Districts must be similarly decisive when it comes to ensuring that teachers can continue teaching, and students continue learning, to the greatest extent possible — now, and through the inevitable disruptions schools will face in the summer and fall.
If schools and districts are hitting insurmountable barriers, states and the federal government must step in to help overcome them. But the differences among districts in our analysis suggest there are some factors school system leaders can, and should, control.
As the temporary disruptions of this spring give way to longer-term planning for the fall, all districts can draw important lessons from initial emergency responses across the country: Setting clear expectations across schools, and communicating them early and consistently, can help ensure that educators mobilize to keep students learning.

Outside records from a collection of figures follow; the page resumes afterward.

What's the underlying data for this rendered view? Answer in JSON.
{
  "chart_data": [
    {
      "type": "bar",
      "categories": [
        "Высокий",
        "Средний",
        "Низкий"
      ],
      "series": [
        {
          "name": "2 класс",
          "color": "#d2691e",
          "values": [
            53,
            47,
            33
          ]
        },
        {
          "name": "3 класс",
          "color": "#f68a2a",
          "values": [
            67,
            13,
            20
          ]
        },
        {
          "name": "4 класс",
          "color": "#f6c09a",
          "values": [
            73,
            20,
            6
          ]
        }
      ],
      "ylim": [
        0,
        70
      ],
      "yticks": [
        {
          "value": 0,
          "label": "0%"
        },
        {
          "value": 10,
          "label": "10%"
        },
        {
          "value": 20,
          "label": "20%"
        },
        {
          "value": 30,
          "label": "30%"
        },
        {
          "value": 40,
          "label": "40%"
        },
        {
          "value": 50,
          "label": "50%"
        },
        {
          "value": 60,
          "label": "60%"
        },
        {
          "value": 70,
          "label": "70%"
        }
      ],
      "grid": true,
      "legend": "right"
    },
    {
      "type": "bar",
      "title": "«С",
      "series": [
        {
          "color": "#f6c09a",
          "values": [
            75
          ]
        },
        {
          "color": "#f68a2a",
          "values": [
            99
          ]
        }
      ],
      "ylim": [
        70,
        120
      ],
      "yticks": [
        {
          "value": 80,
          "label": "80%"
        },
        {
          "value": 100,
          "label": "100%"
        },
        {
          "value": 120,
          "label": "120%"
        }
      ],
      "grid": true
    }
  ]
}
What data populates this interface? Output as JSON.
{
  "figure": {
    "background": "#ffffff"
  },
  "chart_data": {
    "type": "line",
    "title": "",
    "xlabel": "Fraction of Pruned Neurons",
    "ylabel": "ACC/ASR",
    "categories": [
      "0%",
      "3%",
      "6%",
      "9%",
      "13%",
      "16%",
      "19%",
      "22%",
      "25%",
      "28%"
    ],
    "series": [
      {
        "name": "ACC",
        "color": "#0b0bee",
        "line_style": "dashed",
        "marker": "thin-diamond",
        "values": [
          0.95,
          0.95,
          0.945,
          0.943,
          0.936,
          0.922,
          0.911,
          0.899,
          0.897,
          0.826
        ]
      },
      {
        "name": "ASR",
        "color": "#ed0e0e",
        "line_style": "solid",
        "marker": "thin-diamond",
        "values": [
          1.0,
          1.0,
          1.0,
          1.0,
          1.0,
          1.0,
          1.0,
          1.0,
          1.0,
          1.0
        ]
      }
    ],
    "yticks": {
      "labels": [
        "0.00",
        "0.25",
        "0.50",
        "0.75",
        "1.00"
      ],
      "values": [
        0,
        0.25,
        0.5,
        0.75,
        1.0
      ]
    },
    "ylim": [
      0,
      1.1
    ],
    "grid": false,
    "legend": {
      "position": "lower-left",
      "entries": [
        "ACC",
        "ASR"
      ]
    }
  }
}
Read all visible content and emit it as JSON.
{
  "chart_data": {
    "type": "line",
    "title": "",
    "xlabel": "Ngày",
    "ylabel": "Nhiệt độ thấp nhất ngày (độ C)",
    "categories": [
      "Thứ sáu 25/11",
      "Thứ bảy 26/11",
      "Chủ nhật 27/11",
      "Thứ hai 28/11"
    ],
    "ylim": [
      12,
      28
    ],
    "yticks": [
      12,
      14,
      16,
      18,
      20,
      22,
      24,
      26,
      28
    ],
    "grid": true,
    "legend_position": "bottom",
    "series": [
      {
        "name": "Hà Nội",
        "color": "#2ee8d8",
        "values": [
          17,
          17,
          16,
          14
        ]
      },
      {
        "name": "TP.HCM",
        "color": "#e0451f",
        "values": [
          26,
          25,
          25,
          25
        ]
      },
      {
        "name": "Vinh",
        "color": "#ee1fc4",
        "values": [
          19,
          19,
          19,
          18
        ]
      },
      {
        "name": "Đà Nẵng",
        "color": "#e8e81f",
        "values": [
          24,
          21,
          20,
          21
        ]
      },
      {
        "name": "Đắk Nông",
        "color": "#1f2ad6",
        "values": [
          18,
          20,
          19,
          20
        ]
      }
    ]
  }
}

Travis Pillow is a senior fellow at the Center on Reinventing Public Education and former editor of redefinED, a website chronicling the new definition of public education in Florida and elsewhere. Bree Dusseault is practitioner-in-residence at the Center on Reinventing Public Education, supporting its analysis of district and charter responses to COVID-19. She previously served as executive director of Green Dot Public Schools Washington, executive director of pK-12 schools for Seattle Public Schools, a researcher at CRPE, and as a principal and teacher.